Bolonia
Después de París, Bolonia fue la más importante de las universidades que se desarrollaron a lo largo de la Edad Media. Como París, Bolonia también sirvió como ejemplo para otras muchas instituciones universitarias, que se crearon a su imagen y semejanza, con la esperanza de igualar su buena reputación.

También en Bolonia, la universidad se construyó sobre la base de centros de enseñanza superior previamente existentes. En los inicios del siglo XIII, en Bolonia funcionaba una escuela episcopal, especializada en derecho canónico, que coexistía con una escuela municipal, especializada, a su vez, en derecho civil.

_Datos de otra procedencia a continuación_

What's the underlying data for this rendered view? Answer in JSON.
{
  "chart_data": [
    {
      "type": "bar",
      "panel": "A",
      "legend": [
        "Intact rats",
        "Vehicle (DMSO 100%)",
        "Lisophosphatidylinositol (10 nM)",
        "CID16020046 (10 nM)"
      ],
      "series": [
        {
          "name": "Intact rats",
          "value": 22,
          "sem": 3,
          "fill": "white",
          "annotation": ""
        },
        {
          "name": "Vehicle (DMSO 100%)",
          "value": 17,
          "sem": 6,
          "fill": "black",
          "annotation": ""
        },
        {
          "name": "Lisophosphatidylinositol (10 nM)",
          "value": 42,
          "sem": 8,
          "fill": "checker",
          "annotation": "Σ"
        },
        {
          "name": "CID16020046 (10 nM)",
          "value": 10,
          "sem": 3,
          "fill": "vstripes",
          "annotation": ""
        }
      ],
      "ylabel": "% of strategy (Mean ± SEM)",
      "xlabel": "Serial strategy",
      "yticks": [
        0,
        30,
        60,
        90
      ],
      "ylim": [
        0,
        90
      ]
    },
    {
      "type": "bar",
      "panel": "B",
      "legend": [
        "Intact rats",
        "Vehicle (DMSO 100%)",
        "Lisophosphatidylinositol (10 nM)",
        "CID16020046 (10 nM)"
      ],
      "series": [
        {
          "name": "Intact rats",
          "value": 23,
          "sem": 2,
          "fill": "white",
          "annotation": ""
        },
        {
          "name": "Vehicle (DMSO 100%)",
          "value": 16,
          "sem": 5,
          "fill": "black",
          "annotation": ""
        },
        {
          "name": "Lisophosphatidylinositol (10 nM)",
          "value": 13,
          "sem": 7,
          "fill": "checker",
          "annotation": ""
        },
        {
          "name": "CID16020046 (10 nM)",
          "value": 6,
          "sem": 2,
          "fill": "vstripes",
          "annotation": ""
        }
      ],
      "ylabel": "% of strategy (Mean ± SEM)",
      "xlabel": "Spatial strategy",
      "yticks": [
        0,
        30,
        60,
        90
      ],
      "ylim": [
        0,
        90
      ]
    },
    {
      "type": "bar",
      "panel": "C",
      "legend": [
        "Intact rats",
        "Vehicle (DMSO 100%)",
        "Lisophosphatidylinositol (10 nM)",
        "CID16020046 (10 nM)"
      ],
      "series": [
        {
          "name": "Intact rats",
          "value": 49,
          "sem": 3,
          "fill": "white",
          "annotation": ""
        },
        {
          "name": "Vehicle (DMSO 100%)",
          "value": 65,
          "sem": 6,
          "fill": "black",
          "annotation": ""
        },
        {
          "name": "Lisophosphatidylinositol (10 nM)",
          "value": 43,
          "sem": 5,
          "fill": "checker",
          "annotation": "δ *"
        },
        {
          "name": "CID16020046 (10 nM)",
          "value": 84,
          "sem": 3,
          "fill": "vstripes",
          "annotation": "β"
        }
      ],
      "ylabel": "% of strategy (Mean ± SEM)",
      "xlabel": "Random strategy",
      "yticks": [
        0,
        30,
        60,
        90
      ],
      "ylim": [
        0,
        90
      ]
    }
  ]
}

Por tanto, Bolonia era un polo de atracción para los estudiantes interesados en el estudio del derecho, sobre todo del civil, así estaban las cosas desde los primeros años del siglo XII, cuando Bolonia había alcanzado una excelente reputación, gracias a la obra de Irnerio.
En la ciudad italiana, la enseñanza superior adquiere unas características peculiares, que marcan claramente las diferencias con respecto a París y Oxford. Frente al carácter eclesiástico de la enseñanza de estas ciudades, en Bolonia la docencia tiene un carácter civil y laico, desconocido hasta entonces. Además, en Bolonia se lleva a cabo una importante renovación de conocimientos, relacionada con la reputación del derecho romano.
En Bolonia, el nacimiento de la universidad se debió a la actuación de los alumnos que no eran originarios de la ciudad. Éstos, atraídos por la fama de sus estudios jurídicos, se instalaban en ella a pesar de que carecían de derechos cívicos. Con el paso del tiempo, formaron una corporación en la que no se incluyeron ni lo estudiantes nacidos en Bolonia ni los profesores, pues unos y otros estaban bien integrados en la vida de la ciudad, y no necesitaban este tipo de solidaridad. Después de unirse, los alumnos extranjeros obtuvieron, en 1158, la promulgación por el emperador Federico I de los privilegios conocidos como Authentica Habita.
Los mismos supusieron su protección, así como su sometimiento a la jurisdicción del obispo, representado por el Magíster Scholarium. Igualmente, implicaron la posibilidad de agruparse en naciones, determinadas por los orígenes geográficos de los miembros que en ellas se integraban; cada una de ellas tenía un rector al frente, que eral siempre un clérigo escogido entre los alumnos de mayor edad.
Ya en los años iniciales del siguiente siglo, los estudiantes agrupados en naciones se federaron en dos corporaciones: la de los cismontanos (compuesta por alumnos de procedencia italiana) u la de los ultramontanos (formada por alumnos procedentes de otros ámbitos geográficos, aunque con especial predominio de los alemanes).
Paralelamente, los estudiantes iniciaron una nueva lucha para tratar de obtener los derechos civiles en Bolonia, y también para intentar sacudirse la tutela del obispo. En estas circunstancias, fueron muy frecuentes los conflictos con las autoridades ciudadanas; estos conflictos terminaron a veces en secesiones, que suponían la marcha de alumnos, en ocasiones acompañados de profesores, a otras ciudades próximas, como Vecenza o Padua.
Los hechos más importantes de esta lucha se escalonan desde 1219, en esta fecha, los estudiantes lograron depender directamente del Papa, de cuya protección gozaron a partir de ese momento, hecho esencial, que facilitará la consecución de sus reivindicaciones más apetecidas. En 1245 obtuvieron los muy deseados derechos cívicos. En 1259 consiguieron que profesores extranjeros pudieran ejercer, sin limitaciones, la enseñanza en Bolonia.

Finalmente, en 1280 se alcanzó una prerrogativa de gran importancia: desde ese momento, los estudiantes se encargarían de la selección de los profesores, al mismo tiempo que el gobierno municipal se comprometía a pagar sus honorarios.

En la universidad de Bolonia destacaron, sobre todo, según ya se ha indicado, los estudios jurídicos, en su doble vertiente: derecho canónico y derecho civil. Junto a estos estudios, también cobraron importancia otros, aunque de carácter menor, relacionados con la formación del notariado. Todas estas enseñanzas se vieron impulsadas por las consecuencias e implicaciones de la recuperación del derecho romano, de la que Bolonia se convirtió en abanderada.